The influence of the vortical structures (represented by \(p^{+}\)) responsible for the generation of shock-cell noise is depicted by the PSD of the pressure signatures at four locations of interest: the shock-cell region (P0), the shear layer (P1), and the near-field (P2 and P3). The PSD shows that the lower frequencies \(\mathrm{St}<0.6\) are dominated by the vortical structures at all locations. Moreover, events detected in the highly noisy region of the shear layer are able to reproduce part of the spectra over the nozzle, which mainly comes from shock-cell noise.

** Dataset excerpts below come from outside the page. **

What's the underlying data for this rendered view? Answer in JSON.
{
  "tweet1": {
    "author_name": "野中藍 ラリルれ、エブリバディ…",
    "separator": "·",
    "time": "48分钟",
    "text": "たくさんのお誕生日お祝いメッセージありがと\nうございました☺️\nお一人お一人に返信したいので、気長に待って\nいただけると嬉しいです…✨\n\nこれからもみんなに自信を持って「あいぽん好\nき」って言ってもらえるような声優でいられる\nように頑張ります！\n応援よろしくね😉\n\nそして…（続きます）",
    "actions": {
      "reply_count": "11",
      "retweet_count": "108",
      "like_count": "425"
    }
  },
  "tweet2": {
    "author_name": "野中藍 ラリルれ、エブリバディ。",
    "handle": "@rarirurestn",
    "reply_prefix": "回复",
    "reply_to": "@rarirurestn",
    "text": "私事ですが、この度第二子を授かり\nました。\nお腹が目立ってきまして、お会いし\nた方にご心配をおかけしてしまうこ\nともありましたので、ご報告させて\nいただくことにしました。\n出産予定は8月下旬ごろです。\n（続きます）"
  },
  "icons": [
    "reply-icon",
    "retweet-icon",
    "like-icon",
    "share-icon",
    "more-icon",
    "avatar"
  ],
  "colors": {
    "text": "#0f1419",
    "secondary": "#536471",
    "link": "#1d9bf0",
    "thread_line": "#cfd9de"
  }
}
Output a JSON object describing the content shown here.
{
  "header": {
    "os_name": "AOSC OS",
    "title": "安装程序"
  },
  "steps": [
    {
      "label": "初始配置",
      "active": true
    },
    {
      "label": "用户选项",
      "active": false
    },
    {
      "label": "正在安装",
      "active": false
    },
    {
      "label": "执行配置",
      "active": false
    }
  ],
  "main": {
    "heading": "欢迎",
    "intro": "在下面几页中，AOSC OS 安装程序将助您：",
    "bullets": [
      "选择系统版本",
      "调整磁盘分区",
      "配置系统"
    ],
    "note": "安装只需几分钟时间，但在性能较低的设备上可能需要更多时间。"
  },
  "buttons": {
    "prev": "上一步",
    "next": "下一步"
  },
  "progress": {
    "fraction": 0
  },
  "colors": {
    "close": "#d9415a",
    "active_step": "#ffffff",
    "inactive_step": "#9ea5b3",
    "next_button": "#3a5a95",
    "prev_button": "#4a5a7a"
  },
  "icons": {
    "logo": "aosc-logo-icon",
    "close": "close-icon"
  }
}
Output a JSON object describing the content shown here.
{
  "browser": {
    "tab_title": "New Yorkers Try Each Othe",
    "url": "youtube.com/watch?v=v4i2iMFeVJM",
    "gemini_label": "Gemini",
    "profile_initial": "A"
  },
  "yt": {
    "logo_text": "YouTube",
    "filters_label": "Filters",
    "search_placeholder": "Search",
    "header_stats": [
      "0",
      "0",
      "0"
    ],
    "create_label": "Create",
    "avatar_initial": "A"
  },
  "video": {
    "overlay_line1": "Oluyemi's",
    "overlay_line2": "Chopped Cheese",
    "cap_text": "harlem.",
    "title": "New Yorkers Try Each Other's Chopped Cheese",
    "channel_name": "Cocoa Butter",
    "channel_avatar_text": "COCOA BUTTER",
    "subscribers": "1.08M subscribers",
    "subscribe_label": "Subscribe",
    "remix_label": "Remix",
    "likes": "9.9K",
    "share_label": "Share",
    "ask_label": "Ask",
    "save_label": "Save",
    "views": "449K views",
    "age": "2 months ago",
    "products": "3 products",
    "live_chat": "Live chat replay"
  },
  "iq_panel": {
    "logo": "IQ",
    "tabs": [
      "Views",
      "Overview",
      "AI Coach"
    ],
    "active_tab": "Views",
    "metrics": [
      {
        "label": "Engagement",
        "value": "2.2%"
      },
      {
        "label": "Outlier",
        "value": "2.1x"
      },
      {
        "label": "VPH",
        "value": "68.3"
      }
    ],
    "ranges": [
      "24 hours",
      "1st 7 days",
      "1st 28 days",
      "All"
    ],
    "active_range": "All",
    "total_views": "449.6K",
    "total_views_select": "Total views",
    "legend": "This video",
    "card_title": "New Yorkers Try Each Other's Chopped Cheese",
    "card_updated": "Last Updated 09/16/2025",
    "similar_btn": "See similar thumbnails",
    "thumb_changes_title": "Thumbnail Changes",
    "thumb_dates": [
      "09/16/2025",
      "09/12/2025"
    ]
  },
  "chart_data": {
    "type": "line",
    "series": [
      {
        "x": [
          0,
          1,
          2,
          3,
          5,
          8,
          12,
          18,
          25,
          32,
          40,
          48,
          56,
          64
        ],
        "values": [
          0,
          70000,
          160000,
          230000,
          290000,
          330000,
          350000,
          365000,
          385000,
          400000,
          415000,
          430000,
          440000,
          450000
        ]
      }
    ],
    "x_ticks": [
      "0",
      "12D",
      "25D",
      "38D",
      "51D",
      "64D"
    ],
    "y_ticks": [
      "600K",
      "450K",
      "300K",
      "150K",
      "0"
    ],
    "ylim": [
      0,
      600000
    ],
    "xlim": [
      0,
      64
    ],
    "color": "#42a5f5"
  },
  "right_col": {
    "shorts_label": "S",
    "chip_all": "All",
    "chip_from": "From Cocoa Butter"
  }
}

When the events are detected in the near-field with different reference scales, the procedure described in the paper is able to easily separate the hydrodynamic from the acoustic fluctuations and recover the broadband shock-cell noise.

To conclude, the wavelet-based methodology developed to analyze temporal signatures in subsonic jets has been applied to supersonic jets. Two-dimensional field analysis from LES was performed. This analysis allowed the influence of different events on the field to be identified. Characteristic patterns that travel upstream were identified and analyzed. The extension of this methodology to a three-dimensional field can be easily foreseen. This should allow for the decomposition of the signal into azimuthal modes that will be used to perform the wavelet-based procedure in order to obtain a three-dimensional signature of the different modes.